Canceled markup spares Dems tough vote on offshore drilling
At the very least, Democrats saved themselves an awkward confrontation on gas prices Wednesday when they canceled a committee vote on the Interior spending bill.
Rep. John Peterson (R-Pa.) was planning to push his offshore drilling bill as a remedy for oil and gas costs, just as Sen. John McCain (R-Ariz.) and President Bush made their tag-teamed push for drilling off the country’s coastlines.
{mosads}But the committee markup was canceled just two hours before it was to begin.
Republicans say they suspect Democrats might have nixed it because they were worried they would lose the vote or, in beating Peterson back, become part of the Republicans’ 2008 campaign storyline.
“We think the vote was extremely close,” said Peterson chief of staff Jordan Clark. “They were wondering, ‘What the heck do we do now?’ ”
Democrats say they didn’t cancel it to avoid a showdown, but to get work done on the emergency war-spending bill. House Speaker Nancy Pelosi (D-Calif.) has set a deadline for completing the bill before Congress departs for the Independence Day recess, but it was put off again Wednesday.

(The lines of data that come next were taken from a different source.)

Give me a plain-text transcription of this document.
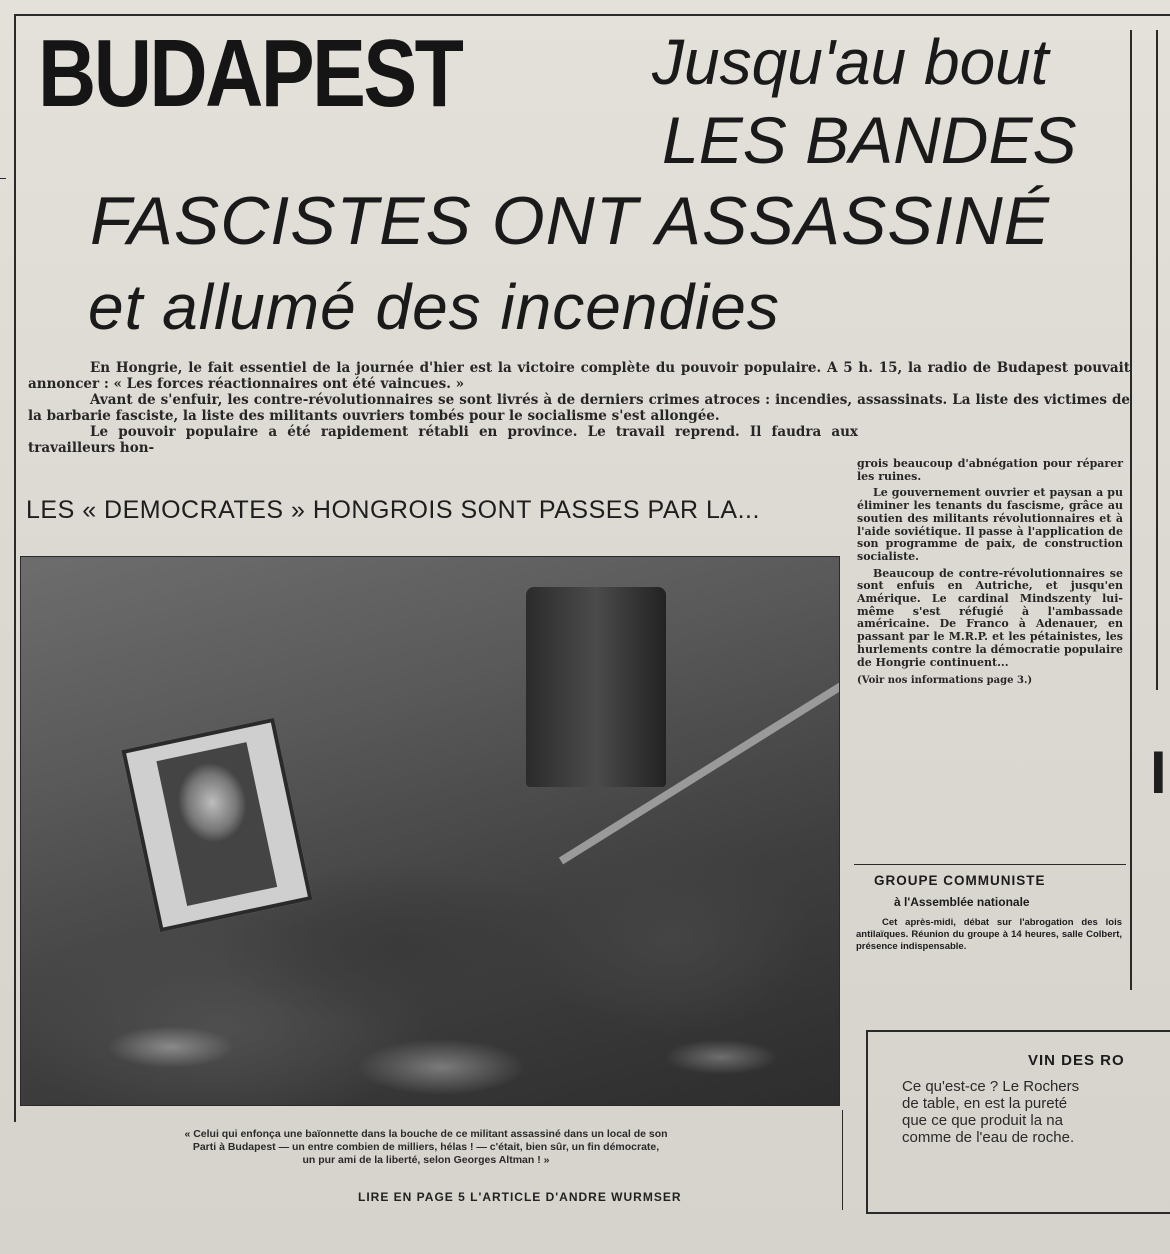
BUDAPEST	Jusqu'au bout
LES BANDES
FASCISTES ONT ASSASSINÉ
et allumé des incendies

En Hongrie, le fait essentiel de la journée d'hier est la victoire complète du pouvoir populaire. A 5 h. 15, la radio de Budapest pouvait annoncer : « Les forces réactionnaires ont été vaincues. »

Avant de s'enfuir, les contre-révolutionnaires se sont livrés à de derniers crimes atroces : incendies, assassinats. La liste des victimes de la barbarie fasciste, la liste des militants ouvriers tombés pour le socialisme s'est allongée.

Le pouvoir populaire a été rapidement rétabli en province. Le travail reprend. Il faudra aux travailleurs hon-

LES « DEMOCRATES » HONGROIS SONT PASSES PAR LA...
« Celui qui enfonça une baïonnette dans la bouche de ce militant assassiné dans un local de son
Parti à Budapest — un entre combien de milliers, hélas ! — c'était, bien sûr, un fin démocrate,
un pur ami de la liberté, selon Georges Altman ! »
LIRE EN PAGE 5 L'ARTICLE D'ANDRE WURMSER

grois beaucoup d'abnégation pour réparer les ruines.

Le gouvernement ouvrier et paysan a pu éliminer les tenants du fascisme, grâce au soutien des militants révolutionnaires et à l'aide soviétique. Il passe à l'application de son programme de paix, de construction socialiste.

Beaucoup de contre-révolutionnaires se sont enfuis en Autriche, et jusqu'en Amérique. Le cardinal Mindszenty lui-même s'est réfugié à l'ambassade américaine. De Franco à Adenauer, en passant par le M.R.P. et les pétainistes, les hurlements contre la démocratie populaire de Hongrie continuent...

(Voir nos informations page 3.)

GROUPE COMMUNISTE
à l'Assemblée nationale
Cet après-midi, débat sur l'abrogation des lois antilaïques. Réunion du groupe à 14 heures, salle Colbert, présence indispensable.
VIN DES RO
Ce qu'est-ce ? Le Rochers
de table, en est la pureté
que ce que produit la na
comme de l'eau de roche.
I
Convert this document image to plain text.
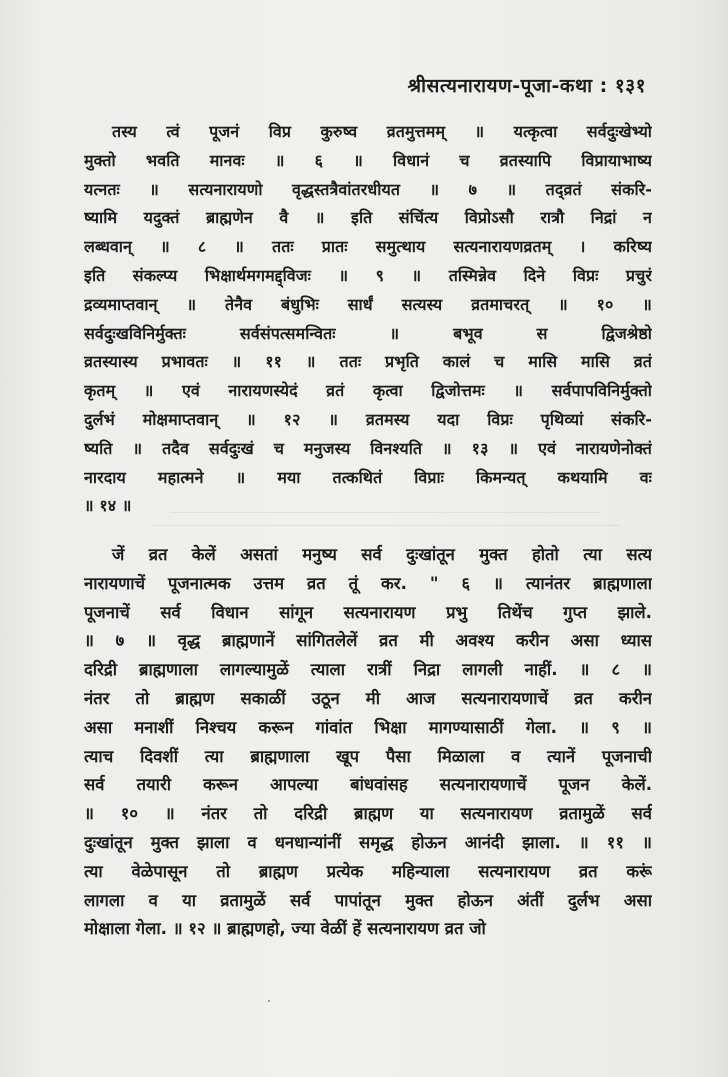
श्रीसत्यनारायण-पूजा-कथा : १३१
तस्य त्वं पूजनं विप्र कुरुष्व व्रतमुत्तमम् ॥ यत्कृत्वा सर्वदुःखेभ्यो
मुक्तो भवति मानवः ॥ ६ ॥ विधानं च व्रतस्यापि विप्रायाभाष्य
यत्नतः ॥ सत्यनारायणो वृद्धस्तत्रैवांतरधीयत ॥ ७ ॥ तद्व्रतं संकरि-
ष्यामि यदुक्तं ब्राह्मणेन वै ॥ इति संचिंत्य विप्रोऽसौ रात्रौ निद्रां न
लब्धवान् ॥ ८ ॥ ततः प्रातः समुत्थाय सत्यनारायणव्रतम् । करिष्य
इति संकल्प्य भिक्षार्थमगमद्द्विजः ॥ ९ ॥ तस्मिन्नेव दिने विप्रः प्रचुरं
द्रव्यमाप्तवान् ॥ तेनैव बंधुभिः सार्धं सत्यस्य व्रतमाचरत् ॥ १० ॥
सर्वदुःखविनिर्मुक्तः सर्वसंपत्समन्वितः ॥ बभूव स द्विजश्रेष्ठो
व्रतस्यास्य प्रभावतः ॥ ११ ॥ ततः प्रभृति कालं च मासि मासि व्रतं
कृतम् ॥ एवं नारायणस्येदं व्रतं कृत्वा द्विजोत्तमः ॥ सर्वपापविनिर्मुक्तो
दुर्लभं मोक्षमाप्तवान् ॥ १२ ॥ व्रतमस्य यदा विप्रः पृथिव्यां संकरि-
ष्यति ॥ तदैव सर्वदुःखं च मनुजस्य विनश्यति ॥ १३ ॥ एवं नारायणेनोक्तं
नारदाय महात्मने ॥ मया तत्कथितं विप्राः किमन्यत् कथयामि वः
॥ १४ ॥
जें व्रत केलें असतां मनुष्य सर्व दुःखांतून मुक्त होतो त्या सत्य
नारायणाचें पूजनात्मक उत्तम व्रत तूं कर. " ६ ॥ त्यानंतर ब्राह्मणाला
पूजनाचें सर्व विधान सांगून सत्यनारायण प्रभु तिथेंच गुप्त झाले.
॥ ७ ॥ वृद्ध ब्राह्मणानें सांगितलेलें व्रत मी अवश्य करीन असा ध्यास
दरिद्री ब्राह्मणाला लागल्यामुळें त्याला रात्रीं निद्रा लागली नाहीं. ॥ ८ ॥
नंतर तो ब्राह्मण सकाळीं उठून मी आज सत्यनारायणाचें व्रत करीन
असा मनाशीं निश्चय करून गांवांत भिक्षा मागण्यासाठीं गेला. ॥ ९ ॥
त्याच दिवशीं त्या ब्राह्मणाला खूप पैसा मिळाला व त्यानें पूजनाची
सर्व तयारी करून आपल्या बांधवांसह सत्यनारायणाचें पूजन केलें.
॥ १० ॥ नंतर तो दरिद्री ब्राह्मण या सत्यनारायण व्रतामुळें सर्व
दुःखांतून मुक्त झाला व धनधान्यांनीं समृद्ध होऊन आनंदी झाला. ॥ ११ ॥
त्या वेळेपासून तो ब्राह्मण प्रत्येक महिन्याला सत्यनारायण व्रत करूं
लागला व या व्रतामुळें सर्व पापांतून मुक्त होऊन अंतीं दुर्लभ असा
मोक्षाला गेला. ॥ १२ ॥ ब्राह्मणहो, ज्या वेळीं हें सत्यनारायण व्रत जो
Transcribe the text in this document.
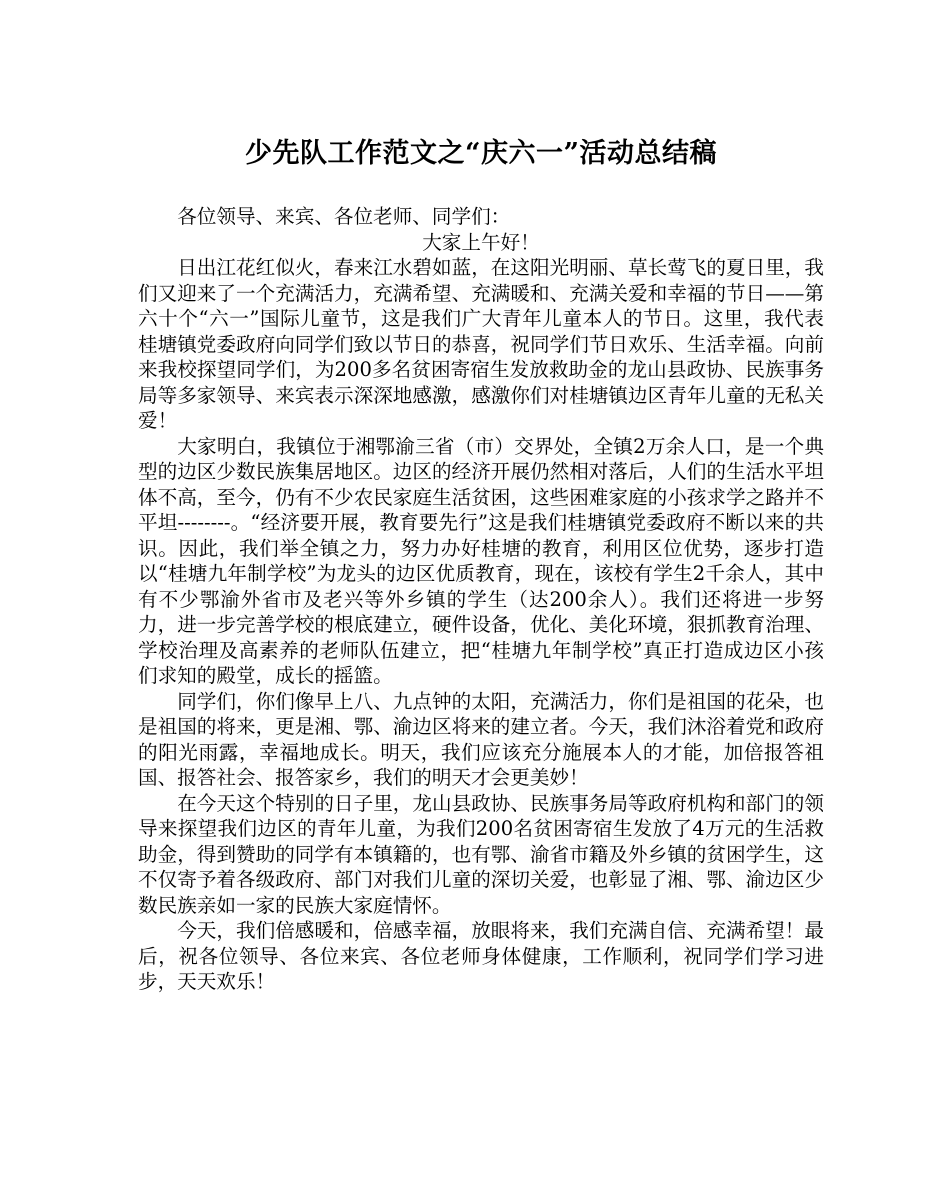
少先队工作范文之“庆六一”活动总结稿

各位领导、来宾、各位老师、同学们：

大家上午好！

日出江花红似火，春来江水碧如蓝，在这阳光明丽、草长莺飞的夏日里，我们又迎来了一个充满活力，充满希望、充满暖和、充满关爱和幸福的节日——第六十个“六一”国际儿童节，这是我们广大青年儿童本人的节日。这里，我代表桂塘镇党委政府向同学们致以节日的恭喜，祝同学们节日欢乐、生活幸福。向前来我校探望同学们，为200多名贫困寄宿生发放救助金的龙山县政协、民族事务局等多家领导、来宾表示深深地感激，感激你们对桂塘镇边区青年儿童的无私关爱！

大家明白，我镇位于湘鄂渝三省（市）交界处，全镇2万余人口，是一个典型的边区少数民族集居地区。边区的经济开展仍然相对落后，人们的生活水平坦体不高，至今，仍有不少农民家庭生活贫困，这些困难家庭的小孩求学之路并不平坦--------。“经济要开展，教育要先行”这是我们桂塘镇党委政府不断以来的共识。因此，我们举全镇之力，努力办好桂塘的教育，利用区位优势，逐步打造以“桂塘九年制学校”为龙头的边区优质教育，现在，该校有学生2千余人，其中有不少鄂渝外省市及老兴等外乡镇的学生（达200余人）。我们还将进一步努力，进一步完善学校的根底建立，硬件设备，优化、美化环境，狠抓教育治理、学校治理及高素养的老师队伍建立，把“桂塘九年制学校”真正打造成边区小孩们求知的殿堂，成长的摇篮。

同学们，你们像早上八、九点钟的太阳，充满活力，你们是祖国的花朵，也是祖国的将来，更是湘、鄂、渝边区将来的建立者。今天，我们沐浴着党和政府的阳光雨露，幸福地成长。明天，我们应该充分施展本人的才能，加倍报答祖国、报答社会、报答家乡，我们的明天才会更美妙！

在今天这个特别的日子里，龙山县政协、民族事务局等政府机构和部门的领导来探望我们边区的青年儿童，为我们200名贫困寄宿生发放了4万元的生活救助金，得到赞助的同学有本镇籍的，也有鄂、渝省市籍及外乡镇的贫困学生，这不仅寄予着各级政府、部门对我们儿童的深切关爱，也彰显了湘、鄂、渝边区少数民族亲如一家的民族大家庭情怀。

今天，我们倍感暖和，倍感幸福，放眼将来，我们充满自信、充满希望！最后，祝各位领导、各位来宾、各位老师身体健康，工作顺利，祝同学们学习进步，天天欢乐！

With Chairman David Obey (D-Wis.) negotiating a way to get the bill funding military operations in Iraq and Afghanistan to the president’s desk, he didn’t have time to chair a protracted committee markup.
“The chairman is working on the supplemental,” said House Majority Leader Steny Hoyer (D-Md.). “That’s our key concern.”
A Democratic aide noted that Obey canceled three other full committee markups this week as well.
The cancellation of the vote on Peterson’s plan did allow House Democrats to concentrate on responding to President Bush’s call for more drilling and on tweaking McCain for his change of heart on the topic.
In a Rose Garden news conference Wednesday, President Bush responded to the high price of gasoline by urging Congress to allow more drilling of the Outer Continental Shelf. He said lifting the current moratorium on drilling could produce about 18 billion barrels of oil.
“Unless members are willing to accept gas prices at today’s painful levels — or even higher — our nation must produce more oil,” Bush said.
His call came a day after McCain reversed his opposition to offshore drilling.
House Democrats contend that oil and gas companies already have plenty of access to federal land and waters, but aren’t using it. They say oil and gas companies have leased 68 million acres of federal land and waters for oil and gas that the companies aren’t developing.
Democrats held a press conference to highlight “use it or lose it” legislation by House Democratic Caucus Chairman Rahm Emanuel (Ill.) to compel companies to produce from their leases.
Peterson lost his attempt to get the Appropriations Interior subcommittee to end the drilling moratorium last week on a party-line vote. But he’d announced plans to try a similar move at Wednesday’s markup.
Peterson tried to remove the moratorium last year at the Appropriations Committee, but lost in a 29-37 vote.
Peterson would have had to switch five votes, and there have been no public defections. Last year, six Democrats voted to lift the ban and six Republicans voted to keep it. The members of the committee are generally senior members with safe seats whose ability to bring home local projects helps win over any voter discontent on national issues.